Beth Scott, a 44-year-old transgender woman from New Jersey, successfully appealed a decision by Aetna to deny her coverage for a mammogram after a doctor recommended she undergo the procedure, reports the Transgender Legal Defense & Education Fund (TLDEF).
Throughout the appeals process Aetna refused to cover the mammogram, stating Scott’s policy didn’t cover treatments “related to changing sex.” But with the help of TLDEF, Scott was able to successfully argue that a mammogram has nothing to do with changing gender.
“I was denied access to the same health care benefits that my co-workers receive,” says Scott. “While I’m hopeful that my employer will soon eliminate the transgender health exclusion altogether, I’m relieved to know that the existing exclusion can no longer be used to unfairly deny me other needed health care like a cancer screening just because I’m transgender.”

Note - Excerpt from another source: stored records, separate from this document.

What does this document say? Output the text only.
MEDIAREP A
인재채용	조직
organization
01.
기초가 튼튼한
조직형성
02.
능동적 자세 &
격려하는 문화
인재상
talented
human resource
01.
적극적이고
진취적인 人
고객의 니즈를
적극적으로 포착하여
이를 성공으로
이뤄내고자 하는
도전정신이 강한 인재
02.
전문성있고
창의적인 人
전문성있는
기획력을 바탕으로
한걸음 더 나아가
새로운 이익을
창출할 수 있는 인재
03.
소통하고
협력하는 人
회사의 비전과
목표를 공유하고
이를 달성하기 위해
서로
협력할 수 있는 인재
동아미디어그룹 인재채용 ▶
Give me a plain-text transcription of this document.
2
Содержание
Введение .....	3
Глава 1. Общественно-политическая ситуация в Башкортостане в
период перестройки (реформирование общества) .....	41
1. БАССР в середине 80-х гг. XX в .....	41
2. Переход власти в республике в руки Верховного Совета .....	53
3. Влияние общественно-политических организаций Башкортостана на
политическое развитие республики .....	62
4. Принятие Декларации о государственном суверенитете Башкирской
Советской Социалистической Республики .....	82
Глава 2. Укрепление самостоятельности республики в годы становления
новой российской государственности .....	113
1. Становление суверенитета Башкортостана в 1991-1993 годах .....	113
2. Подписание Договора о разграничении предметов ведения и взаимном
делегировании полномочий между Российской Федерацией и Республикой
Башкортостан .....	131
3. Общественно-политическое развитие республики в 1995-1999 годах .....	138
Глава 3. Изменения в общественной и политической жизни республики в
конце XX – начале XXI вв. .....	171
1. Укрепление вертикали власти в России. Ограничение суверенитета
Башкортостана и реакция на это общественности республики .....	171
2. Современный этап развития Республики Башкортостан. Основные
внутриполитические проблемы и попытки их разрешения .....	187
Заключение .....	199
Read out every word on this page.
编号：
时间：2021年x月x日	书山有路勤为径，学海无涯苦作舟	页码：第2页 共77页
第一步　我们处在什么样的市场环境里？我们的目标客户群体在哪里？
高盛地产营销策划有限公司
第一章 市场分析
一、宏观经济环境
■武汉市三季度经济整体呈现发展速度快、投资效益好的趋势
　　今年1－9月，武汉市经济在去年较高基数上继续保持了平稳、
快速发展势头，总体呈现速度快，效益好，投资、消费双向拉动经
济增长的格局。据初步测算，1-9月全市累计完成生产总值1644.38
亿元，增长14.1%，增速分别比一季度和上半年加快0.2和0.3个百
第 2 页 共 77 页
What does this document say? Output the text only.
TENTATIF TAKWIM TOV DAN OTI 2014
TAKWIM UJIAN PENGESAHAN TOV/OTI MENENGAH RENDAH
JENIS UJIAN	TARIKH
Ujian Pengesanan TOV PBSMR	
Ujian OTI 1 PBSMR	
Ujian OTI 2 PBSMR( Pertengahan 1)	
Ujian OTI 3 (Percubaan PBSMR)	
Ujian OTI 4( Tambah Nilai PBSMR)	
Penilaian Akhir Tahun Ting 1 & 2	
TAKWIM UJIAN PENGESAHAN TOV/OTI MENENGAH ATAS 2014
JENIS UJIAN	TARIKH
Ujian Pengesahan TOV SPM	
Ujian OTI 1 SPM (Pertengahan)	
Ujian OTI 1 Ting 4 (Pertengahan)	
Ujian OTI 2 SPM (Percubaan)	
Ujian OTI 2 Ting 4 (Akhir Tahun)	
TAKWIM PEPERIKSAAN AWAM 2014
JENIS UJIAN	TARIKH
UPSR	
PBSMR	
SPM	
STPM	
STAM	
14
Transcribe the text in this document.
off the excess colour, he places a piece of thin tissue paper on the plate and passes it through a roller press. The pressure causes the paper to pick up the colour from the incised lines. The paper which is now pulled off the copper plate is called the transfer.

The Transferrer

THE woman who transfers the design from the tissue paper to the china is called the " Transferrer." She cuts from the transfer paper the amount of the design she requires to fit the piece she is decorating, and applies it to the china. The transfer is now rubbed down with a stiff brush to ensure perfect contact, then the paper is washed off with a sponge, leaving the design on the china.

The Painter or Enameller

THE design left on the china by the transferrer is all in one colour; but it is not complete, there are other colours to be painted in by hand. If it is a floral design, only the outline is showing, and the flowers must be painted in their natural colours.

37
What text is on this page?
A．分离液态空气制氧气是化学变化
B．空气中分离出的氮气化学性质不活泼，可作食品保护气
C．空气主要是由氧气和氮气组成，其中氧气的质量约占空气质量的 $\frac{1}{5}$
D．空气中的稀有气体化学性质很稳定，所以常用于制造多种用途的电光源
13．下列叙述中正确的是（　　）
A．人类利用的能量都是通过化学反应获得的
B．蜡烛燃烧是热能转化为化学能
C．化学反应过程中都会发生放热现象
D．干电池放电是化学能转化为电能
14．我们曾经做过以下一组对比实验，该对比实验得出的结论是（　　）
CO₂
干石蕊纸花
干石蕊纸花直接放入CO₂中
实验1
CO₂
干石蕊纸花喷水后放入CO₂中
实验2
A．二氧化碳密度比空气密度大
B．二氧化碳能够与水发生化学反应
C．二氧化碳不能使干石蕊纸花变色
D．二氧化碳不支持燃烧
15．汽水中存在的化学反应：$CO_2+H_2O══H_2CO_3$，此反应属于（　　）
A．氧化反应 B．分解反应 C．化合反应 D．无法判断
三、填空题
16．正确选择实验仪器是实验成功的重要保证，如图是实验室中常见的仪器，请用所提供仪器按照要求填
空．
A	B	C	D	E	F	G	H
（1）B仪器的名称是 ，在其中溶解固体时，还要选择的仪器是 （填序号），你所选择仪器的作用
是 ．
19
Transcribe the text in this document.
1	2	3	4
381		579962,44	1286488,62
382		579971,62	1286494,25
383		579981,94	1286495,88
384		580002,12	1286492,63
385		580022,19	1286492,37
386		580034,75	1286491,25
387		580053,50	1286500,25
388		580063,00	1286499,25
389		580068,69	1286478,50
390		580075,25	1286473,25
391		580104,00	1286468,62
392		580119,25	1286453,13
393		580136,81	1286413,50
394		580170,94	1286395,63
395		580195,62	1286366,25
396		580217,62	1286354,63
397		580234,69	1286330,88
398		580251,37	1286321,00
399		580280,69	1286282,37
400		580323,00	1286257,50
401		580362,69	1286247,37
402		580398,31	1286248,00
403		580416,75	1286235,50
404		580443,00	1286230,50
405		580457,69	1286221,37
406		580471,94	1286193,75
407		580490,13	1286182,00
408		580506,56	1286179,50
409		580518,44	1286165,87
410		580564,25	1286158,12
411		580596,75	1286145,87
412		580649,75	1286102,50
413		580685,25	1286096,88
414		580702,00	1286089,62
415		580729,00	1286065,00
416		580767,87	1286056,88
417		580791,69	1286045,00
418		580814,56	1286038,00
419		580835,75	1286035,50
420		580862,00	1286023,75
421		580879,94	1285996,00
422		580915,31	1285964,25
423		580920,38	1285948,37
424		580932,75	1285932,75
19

A statement from TLDEF indicates the decision will have an impact on future trans patients:
Aetna reversed its position and paid for Ms. Scott’s mammogram in full. It agreed that the policy exclusion for transgender health care will apply only to treatments prescribed to change an individual’s sex characteristics, and not to any other medically necessary care. Additionally, Ms. Scott secured changes to the health plan ensuring that transgender people can access all necessary sex-specific care, such as prostate exams and gynecological care, regardless of whether they are categorized as male or female in insurance records. Many transgender people have claims rejected when an insurance company asserts that the procedure is not covered because it does not match the sex listed in the policyholder’s records. The plan will also allow individuals to correct the sex on their insurance records by presenting an updated ID such as a driver’s license, passport or birth certificate.
Most health-insurance carriers still refuse to cover costs relating to gender transitioning, such as for surgery or hormones.